Einer der wenigen Maler, die sich in ihrer Arbeit mit der deutschen Teilung beschäftigten, war Jörg Immendorff. Seine Serie der Café-Deutschland-Bilder beschworen die Widersprüche der damaligen Situation, die zuweilen einer Eiszeit ähnelte. In der Ausstellung von 1982 war er auch mit Gemälden vertreten. Vor dem Fridericianum stand von ihm als Mahnmal eine Skulptur, die die Form des Brandenburger Tores übernahm. Malerei und Skulptur waren darin eine einzigartige Verbindung eingegangen. Die Säulen bestanden aus untereinander verschlungenen Figuren und Symbolen, die zum Personal der deutsch-deutschen Geschichte gehören. Die Arbeit befindet sich heute im Museum Ludwig in Köln.

Georg Baselitz (*1938): Mädchen von Olmo, Ölbild (1981)

Er ist einer der wichtigsten Maler der Gegenwart: Aber Georg Baselitz brauchte viele Jahre, um die Anerkennung zu erlangen. Seine Beteiligung an der documenta 5 hatte ihm nicht den Durchbruch gebracht. Erst zehn Jahre später war er etabliert, als er von Rudi Fuchs vorgestellt wurde. Baselitz erregte dadurch Aufsehen, dass seine Motive auf dem Kopf standen. Er wollte signalisieren, dass es nicht auf die Darstellung sondern auf die Malerei ankomme. In dem Bild von 1981 wurde eine Weiterentwicklung von Baselitz sichtbar. Seine Malweise wurde roher und abstrakter. Ihm ging es ausschließlicher um das Zusammenspiel der Farben. Man spürte, dass er die Arbeit an Holzskulpturen begonnen hatte.

Extra: Fünf mal vierzig? (HNA, 16. 4. 1982)

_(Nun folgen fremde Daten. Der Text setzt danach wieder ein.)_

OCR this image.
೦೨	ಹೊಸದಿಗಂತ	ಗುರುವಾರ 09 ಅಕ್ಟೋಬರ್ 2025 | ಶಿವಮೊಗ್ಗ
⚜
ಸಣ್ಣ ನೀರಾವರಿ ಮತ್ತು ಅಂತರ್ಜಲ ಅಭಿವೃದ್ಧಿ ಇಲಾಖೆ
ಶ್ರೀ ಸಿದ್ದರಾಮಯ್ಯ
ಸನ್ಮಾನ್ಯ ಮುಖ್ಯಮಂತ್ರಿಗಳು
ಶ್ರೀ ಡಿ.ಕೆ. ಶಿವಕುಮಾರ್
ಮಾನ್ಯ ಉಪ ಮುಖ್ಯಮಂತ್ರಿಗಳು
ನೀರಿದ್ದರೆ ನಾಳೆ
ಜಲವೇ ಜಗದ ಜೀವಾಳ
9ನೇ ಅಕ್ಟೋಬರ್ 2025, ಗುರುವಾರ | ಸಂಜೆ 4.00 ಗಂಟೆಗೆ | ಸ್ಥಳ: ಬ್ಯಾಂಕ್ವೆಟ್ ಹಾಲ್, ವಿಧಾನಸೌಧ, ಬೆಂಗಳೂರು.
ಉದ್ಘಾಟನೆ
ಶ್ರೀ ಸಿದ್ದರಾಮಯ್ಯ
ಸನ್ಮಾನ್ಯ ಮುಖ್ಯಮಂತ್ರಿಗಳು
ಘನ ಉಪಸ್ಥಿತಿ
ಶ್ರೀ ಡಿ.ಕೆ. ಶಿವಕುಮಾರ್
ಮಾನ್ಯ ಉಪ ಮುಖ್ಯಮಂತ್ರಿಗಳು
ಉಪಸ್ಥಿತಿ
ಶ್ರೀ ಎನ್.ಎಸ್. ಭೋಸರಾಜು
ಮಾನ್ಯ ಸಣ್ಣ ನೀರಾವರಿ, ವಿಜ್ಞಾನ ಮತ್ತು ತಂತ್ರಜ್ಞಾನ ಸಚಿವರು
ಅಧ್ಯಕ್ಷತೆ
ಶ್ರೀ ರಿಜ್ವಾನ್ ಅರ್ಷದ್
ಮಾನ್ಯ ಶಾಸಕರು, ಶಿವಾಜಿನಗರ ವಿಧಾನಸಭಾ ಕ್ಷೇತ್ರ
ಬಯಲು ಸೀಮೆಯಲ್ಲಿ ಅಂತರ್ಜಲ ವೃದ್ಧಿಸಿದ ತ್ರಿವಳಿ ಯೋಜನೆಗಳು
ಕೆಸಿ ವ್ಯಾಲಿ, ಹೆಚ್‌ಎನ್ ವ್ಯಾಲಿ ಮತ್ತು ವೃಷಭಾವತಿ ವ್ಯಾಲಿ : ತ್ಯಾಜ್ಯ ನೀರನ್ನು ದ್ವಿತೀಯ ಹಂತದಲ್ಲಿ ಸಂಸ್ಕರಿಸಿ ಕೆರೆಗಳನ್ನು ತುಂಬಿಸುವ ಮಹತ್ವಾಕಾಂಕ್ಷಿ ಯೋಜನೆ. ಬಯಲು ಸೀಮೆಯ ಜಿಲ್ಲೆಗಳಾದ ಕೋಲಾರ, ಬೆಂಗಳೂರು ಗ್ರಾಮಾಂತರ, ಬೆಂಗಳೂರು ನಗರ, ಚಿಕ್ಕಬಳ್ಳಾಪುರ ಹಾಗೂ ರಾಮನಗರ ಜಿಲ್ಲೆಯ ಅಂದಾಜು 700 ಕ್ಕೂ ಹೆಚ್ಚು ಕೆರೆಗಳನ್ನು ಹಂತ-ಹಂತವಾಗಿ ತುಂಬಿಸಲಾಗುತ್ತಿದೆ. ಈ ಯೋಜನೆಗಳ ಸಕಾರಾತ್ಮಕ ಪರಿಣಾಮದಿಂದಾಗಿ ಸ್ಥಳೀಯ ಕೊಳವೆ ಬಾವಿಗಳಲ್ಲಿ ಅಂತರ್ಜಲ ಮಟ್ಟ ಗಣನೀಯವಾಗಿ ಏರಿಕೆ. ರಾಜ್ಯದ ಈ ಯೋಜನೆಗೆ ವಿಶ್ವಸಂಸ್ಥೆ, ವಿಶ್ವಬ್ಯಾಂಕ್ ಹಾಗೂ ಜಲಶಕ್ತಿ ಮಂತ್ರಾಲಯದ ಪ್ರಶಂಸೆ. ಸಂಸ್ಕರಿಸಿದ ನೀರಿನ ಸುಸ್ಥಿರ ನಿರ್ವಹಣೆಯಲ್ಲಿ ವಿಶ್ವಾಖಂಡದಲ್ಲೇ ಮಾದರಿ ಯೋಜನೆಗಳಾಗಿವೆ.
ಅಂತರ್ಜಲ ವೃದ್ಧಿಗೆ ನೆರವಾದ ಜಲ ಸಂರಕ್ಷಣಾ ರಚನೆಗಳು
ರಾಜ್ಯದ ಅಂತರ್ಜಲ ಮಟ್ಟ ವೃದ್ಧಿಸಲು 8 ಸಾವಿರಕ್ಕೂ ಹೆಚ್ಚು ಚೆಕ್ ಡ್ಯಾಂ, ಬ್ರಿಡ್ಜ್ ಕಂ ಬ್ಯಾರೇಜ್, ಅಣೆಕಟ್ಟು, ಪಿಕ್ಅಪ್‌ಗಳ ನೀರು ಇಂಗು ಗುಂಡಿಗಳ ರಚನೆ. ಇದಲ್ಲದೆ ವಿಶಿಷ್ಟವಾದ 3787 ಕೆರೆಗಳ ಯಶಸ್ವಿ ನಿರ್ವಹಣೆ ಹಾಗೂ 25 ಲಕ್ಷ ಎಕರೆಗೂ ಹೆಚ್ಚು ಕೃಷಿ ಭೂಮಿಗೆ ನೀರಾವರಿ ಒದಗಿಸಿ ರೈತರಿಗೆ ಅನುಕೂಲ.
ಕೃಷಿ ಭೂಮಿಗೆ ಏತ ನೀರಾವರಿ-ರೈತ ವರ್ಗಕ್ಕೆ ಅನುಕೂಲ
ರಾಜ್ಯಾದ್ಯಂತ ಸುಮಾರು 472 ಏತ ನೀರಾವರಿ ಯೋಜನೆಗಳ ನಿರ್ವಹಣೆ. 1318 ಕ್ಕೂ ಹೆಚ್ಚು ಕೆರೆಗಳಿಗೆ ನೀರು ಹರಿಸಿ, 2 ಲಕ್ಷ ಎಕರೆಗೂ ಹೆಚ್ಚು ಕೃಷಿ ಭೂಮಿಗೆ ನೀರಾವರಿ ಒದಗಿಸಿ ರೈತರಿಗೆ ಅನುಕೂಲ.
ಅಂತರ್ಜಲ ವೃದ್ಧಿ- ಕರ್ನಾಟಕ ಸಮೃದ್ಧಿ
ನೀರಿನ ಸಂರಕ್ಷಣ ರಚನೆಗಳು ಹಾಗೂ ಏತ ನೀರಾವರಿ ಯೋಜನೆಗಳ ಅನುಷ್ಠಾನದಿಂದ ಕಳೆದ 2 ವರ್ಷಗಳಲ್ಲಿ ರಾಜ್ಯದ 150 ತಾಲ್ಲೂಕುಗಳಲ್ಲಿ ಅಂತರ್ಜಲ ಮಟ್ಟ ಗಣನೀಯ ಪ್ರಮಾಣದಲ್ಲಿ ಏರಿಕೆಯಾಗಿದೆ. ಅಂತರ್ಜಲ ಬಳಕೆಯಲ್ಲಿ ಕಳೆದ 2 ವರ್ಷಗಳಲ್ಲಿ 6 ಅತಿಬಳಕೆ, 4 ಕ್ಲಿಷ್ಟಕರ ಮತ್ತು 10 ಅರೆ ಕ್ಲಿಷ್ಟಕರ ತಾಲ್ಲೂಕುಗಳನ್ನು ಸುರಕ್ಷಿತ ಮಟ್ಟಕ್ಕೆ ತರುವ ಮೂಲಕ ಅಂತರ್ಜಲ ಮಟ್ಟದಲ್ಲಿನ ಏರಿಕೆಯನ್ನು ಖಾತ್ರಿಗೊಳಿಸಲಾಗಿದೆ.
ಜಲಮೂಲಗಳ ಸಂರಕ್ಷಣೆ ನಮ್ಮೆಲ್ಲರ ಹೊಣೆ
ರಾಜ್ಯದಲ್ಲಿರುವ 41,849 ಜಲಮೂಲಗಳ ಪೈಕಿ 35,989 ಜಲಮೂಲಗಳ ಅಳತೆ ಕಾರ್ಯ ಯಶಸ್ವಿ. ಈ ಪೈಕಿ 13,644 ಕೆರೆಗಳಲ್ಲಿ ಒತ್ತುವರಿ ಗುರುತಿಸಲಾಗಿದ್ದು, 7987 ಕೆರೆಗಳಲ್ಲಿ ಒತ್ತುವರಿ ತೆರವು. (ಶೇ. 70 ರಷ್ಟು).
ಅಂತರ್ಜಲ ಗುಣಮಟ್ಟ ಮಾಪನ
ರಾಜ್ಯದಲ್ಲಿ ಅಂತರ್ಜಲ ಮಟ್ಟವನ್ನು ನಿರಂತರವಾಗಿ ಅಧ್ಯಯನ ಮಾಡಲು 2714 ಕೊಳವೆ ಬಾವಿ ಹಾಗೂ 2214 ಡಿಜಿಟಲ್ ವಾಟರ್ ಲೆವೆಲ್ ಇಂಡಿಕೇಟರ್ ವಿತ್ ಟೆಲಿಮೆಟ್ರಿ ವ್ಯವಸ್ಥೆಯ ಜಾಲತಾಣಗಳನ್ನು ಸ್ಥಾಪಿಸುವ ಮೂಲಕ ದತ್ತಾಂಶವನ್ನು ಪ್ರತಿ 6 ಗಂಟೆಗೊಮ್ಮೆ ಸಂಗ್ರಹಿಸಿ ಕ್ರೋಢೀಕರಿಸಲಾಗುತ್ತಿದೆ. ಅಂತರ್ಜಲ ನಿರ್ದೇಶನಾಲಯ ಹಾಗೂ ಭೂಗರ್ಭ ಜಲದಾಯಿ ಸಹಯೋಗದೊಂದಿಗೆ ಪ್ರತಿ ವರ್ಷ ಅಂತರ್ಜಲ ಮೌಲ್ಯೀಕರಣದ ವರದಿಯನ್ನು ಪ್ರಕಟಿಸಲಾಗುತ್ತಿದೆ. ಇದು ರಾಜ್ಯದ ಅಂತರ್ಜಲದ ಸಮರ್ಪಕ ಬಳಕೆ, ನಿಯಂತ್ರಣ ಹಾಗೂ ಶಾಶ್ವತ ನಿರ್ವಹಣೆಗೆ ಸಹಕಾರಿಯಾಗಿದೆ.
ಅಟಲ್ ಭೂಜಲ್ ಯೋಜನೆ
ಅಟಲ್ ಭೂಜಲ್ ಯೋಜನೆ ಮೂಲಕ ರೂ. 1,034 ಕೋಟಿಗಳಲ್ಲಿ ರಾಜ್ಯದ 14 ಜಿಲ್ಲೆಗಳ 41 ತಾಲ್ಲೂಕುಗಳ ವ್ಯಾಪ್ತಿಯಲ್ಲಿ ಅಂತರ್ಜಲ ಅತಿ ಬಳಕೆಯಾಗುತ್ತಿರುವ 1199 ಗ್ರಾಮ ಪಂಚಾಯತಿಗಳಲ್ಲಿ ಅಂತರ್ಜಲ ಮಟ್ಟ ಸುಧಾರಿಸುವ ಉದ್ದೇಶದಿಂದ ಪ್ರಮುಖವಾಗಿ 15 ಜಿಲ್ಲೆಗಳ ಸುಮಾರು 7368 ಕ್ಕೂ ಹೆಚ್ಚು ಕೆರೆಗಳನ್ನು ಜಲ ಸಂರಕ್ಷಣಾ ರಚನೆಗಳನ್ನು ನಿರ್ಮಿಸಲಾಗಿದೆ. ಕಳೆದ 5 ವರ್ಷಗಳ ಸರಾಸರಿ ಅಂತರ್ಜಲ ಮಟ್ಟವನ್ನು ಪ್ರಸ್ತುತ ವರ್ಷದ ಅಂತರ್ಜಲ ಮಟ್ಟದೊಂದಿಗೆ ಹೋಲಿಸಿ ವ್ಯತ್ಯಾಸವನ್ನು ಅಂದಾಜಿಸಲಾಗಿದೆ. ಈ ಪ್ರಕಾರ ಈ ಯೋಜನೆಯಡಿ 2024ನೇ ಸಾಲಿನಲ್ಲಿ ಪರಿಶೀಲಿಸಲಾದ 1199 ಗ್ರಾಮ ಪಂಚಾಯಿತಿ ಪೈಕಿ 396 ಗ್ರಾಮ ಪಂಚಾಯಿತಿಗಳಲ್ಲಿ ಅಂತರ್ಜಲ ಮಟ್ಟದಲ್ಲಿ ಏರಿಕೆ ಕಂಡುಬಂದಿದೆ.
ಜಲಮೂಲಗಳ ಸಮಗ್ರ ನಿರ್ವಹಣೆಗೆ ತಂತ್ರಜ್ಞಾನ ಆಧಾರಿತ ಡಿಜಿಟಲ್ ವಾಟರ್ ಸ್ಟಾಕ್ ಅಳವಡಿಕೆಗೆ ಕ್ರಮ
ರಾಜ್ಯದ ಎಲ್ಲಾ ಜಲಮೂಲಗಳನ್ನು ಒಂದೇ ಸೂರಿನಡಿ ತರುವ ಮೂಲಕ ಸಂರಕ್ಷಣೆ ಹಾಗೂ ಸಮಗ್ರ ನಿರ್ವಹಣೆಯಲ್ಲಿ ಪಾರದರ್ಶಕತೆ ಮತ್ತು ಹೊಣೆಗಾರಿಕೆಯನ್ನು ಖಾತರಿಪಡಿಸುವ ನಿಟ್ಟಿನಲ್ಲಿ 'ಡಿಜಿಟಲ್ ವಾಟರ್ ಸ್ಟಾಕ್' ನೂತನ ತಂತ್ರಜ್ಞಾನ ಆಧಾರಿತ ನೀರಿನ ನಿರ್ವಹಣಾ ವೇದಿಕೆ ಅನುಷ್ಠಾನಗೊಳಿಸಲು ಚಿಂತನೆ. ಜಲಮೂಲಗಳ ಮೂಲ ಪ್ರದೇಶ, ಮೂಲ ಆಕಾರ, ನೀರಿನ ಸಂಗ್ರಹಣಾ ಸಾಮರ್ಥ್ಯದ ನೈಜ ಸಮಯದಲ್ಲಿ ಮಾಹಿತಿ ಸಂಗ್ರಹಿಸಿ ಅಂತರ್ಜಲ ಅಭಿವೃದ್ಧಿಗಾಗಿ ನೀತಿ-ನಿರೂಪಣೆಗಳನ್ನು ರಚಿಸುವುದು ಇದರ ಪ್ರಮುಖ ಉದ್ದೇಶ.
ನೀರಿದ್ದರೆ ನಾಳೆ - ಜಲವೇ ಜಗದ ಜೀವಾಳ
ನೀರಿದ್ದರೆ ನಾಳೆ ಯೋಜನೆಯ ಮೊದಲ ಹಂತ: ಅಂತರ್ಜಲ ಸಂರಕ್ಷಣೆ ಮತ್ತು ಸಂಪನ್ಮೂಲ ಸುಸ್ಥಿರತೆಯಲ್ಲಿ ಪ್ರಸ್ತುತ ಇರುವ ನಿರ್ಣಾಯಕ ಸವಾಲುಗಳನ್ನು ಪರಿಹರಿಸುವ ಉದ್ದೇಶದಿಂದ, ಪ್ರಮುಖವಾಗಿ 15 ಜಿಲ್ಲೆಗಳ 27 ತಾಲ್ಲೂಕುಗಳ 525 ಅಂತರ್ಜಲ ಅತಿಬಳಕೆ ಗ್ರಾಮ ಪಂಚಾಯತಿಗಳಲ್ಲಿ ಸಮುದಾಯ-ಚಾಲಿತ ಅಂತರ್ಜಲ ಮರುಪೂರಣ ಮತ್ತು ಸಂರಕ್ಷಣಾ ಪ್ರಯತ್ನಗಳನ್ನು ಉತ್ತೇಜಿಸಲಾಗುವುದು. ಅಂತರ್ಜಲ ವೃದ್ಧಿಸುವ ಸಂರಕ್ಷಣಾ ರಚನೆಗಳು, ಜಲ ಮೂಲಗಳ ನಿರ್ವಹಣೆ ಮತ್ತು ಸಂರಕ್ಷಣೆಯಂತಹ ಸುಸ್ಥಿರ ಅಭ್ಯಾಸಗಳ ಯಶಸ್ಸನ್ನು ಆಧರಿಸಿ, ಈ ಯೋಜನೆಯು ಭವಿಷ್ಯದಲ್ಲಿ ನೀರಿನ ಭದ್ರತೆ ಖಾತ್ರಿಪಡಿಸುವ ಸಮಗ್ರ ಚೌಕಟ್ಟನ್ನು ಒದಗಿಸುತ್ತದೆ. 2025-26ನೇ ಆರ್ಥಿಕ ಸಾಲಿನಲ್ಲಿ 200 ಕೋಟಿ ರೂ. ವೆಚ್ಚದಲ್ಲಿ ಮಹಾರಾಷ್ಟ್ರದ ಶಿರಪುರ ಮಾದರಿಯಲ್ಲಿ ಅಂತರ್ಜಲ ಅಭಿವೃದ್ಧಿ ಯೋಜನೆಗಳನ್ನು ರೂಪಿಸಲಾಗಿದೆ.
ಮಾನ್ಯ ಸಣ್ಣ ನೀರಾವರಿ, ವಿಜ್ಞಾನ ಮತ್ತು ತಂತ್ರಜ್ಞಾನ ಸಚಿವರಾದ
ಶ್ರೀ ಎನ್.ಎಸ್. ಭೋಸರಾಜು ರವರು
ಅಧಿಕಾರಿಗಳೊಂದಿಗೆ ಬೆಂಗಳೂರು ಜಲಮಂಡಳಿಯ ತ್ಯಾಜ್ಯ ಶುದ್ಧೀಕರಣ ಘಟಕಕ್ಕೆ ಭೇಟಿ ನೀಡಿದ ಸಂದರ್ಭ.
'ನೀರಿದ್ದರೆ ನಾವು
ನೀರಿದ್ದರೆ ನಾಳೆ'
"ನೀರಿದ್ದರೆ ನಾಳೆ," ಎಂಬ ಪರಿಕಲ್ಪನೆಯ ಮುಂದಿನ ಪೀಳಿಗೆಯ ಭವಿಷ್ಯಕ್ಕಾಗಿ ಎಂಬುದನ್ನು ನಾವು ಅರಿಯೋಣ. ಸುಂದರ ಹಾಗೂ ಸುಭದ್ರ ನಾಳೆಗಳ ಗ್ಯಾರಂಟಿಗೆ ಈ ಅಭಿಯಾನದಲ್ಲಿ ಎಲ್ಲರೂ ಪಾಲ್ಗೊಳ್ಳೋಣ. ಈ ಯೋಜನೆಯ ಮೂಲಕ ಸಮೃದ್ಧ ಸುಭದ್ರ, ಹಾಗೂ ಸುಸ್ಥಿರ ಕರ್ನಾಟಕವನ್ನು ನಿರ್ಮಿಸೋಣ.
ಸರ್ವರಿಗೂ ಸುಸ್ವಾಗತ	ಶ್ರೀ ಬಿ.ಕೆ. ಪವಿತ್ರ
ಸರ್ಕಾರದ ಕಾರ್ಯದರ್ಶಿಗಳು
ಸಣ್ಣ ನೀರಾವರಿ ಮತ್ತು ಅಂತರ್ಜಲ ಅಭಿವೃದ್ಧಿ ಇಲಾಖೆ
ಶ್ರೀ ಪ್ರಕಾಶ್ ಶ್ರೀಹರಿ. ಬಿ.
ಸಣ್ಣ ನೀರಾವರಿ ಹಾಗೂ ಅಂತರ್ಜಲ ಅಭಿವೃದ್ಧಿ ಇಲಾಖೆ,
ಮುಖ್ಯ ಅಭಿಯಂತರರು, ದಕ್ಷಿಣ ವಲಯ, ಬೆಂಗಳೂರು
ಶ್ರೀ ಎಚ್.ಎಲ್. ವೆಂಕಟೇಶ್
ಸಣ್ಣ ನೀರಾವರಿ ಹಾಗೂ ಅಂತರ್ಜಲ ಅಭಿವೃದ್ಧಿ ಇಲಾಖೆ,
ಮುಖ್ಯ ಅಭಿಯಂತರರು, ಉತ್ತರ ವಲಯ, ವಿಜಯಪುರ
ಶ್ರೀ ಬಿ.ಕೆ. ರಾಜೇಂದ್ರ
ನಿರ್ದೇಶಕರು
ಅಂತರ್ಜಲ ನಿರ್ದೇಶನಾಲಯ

Am Anfang, vor bald vier Jahren, stand das „Konzept der Vierzig“. 40 Künstler, die wichtigsten und die besten, sollten zur documenta 7 eingeladen werden, auf dass man deren Werke konzentriert und doch ausführlich studieren könne. Rudi Fuchs hatte dieses Konzept skizziert, noch bevor er zum Leiter dieser documenta berufen worden war.
Im Frühjahr 1979 dann erläuterte Fuchs seinen Plan einer Ausstellung, bei der rigide Auswahlmaßstäbe angewendet werden sollten. Von 80 bis 100 Künstlern war nun die Rede.
Als Fuchs im vorigen Herbst den angereisten Journalisten die documenta 7 als eine „Erzählung“ ankündigte, sprach er von 125 Künstlern. Schon zwei Monate später wurde die magische Zahl mit 150 angegeben; als Anfang März die Künstlerliste verschickt wurde, da waren 167 Namen zu lesen. In den letzten Tagen ist nun ein weiteres Dutzend hinzugekommen, darunter zwei Australier (Frucht einer Fuchs-Reise zum 5. Kontinent).
Es soll nicht unterstellt werden, dass am Ende die Künstlerauswahl doch nicht mehr so rigide ausfiele. Das Anwachsen der Liste macht vielmehr deutlich, welchem Dauer-Konflikt das Team ausgesetzt ist, wenn man nicht nur anspruchsvoll, sondern auch vollständig sein will. Der innere Druck wird da nicht geringer sein als der äußere.
Auf die 632 Künstler der documenta 6 wird man gewiss nicht kommen. Doch die Ausstellung der fünf mal vierzig Künstler scheint nicht mehr undenkbar.